FILE- In this Nov. 7, 2016, file photo, Anthony Carelli, left, arrives to court in White Plains, N.Y. The civil rights probe into the death of a mentally ill black man who accidentally set off his emergency medical alert device and was fatally shot by Carelli, a suburban New York police officer who responded, has been closed without charges. Acting U.S. Attorney Joon Kim said in a statement Thursday, Jan. 4, 2018, that there was insufficient evidence for criminal charges in the shooting of Kenneth Chamberlain. (AP Photo/Seth Wenig, File)

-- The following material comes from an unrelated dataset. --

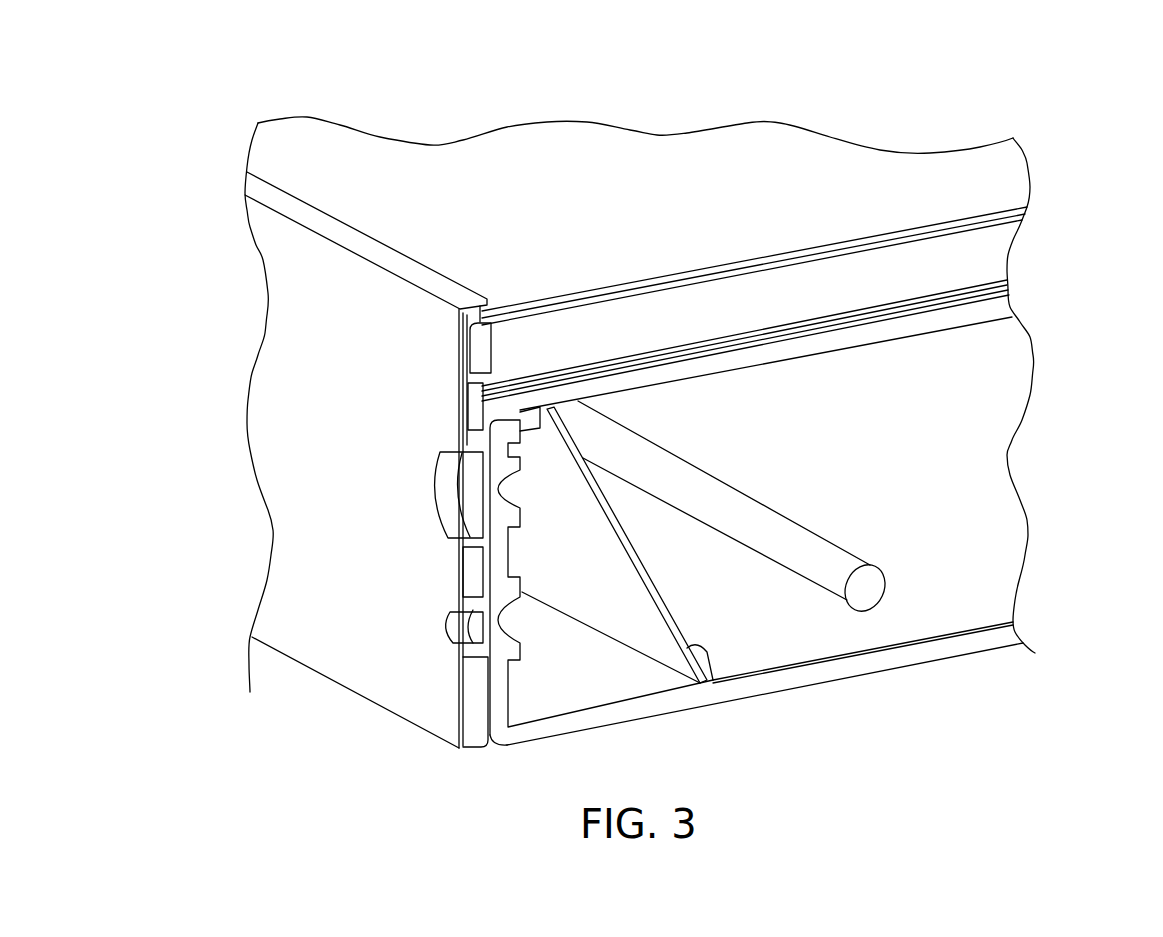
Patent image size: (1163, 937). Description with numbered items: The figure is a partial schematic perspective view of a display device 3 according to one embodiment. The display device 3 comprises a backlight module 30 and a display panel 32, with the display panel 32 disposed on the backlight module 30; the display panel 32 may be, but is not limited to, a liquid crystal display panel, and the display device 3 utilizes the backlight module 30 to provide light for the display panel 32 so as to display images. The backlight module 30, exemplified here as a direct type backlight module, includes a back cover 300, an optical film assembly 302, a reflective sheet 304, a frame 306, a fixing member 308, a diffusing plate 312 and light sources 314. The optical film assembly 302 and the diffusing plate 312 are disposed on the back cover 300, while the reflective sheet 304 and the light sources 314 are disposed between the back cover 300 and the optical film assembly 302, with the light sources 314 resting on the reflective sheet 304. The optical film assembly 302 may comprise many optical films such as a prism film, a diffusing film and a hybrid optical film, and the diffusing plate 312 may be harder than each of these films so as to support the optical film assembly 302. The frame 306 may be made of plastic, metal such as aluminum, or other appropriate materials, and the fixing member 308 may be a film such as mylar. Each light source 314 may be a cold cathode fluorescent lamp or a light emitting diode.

Federal prosecutors in New York have decided not to bring criminal charges against a white police officer who fatally shot a mentally ill black man during an encounter that began when the man accidentally set off his emergency medical alert device

NEW YORK — Federal prosecutors have decided not to bring criminal charges against a white police officer who fatally shot a mentally ill black man who had accidentally set off his emergency medical alert device.

Acting U.S. Attorney Joon Kim said in a statement Thursday that he'd found insufficient evidence for charges against any of the officers involved in the 2011 shooting of Kenneth Chamberlain in White Plains, just north of New York City.

Chamberlain, 68, was home alone when he inadvertently triggered a medical alert on a console in his apartment. He told officers who responded to the call that he was fine and refused to open his door. He also tried to get the dispatcher at the medical alert company, Life Aid, to call off the police.

"I have the White Plains Police Department banging on my door, and I did not call them and I am not sick," he said.

But the responding officers refused to leave. During a standoff that lasted more than 90 minutes, officers taunted Chamberlain with racial slurs. Chamberlain, a former Marine and correction officer, armed himself with a knife.

Finally, officers kicked in the door, zapped Chamberlain with a stun gun, shot him with beanbag ammunition and then killed him with a pistol shot.

Chamberlain's family said the shooting was racially motivated.

The U.S. attorney in Manhattan opened an investigation after a state grand jury declined to indict the officers. Kim said the evidence indicated the officers believed that Chamberlain was threatening them with the knife.

A civil lawsuit filed by Chamberlain's family was rejected by a jury in 2016.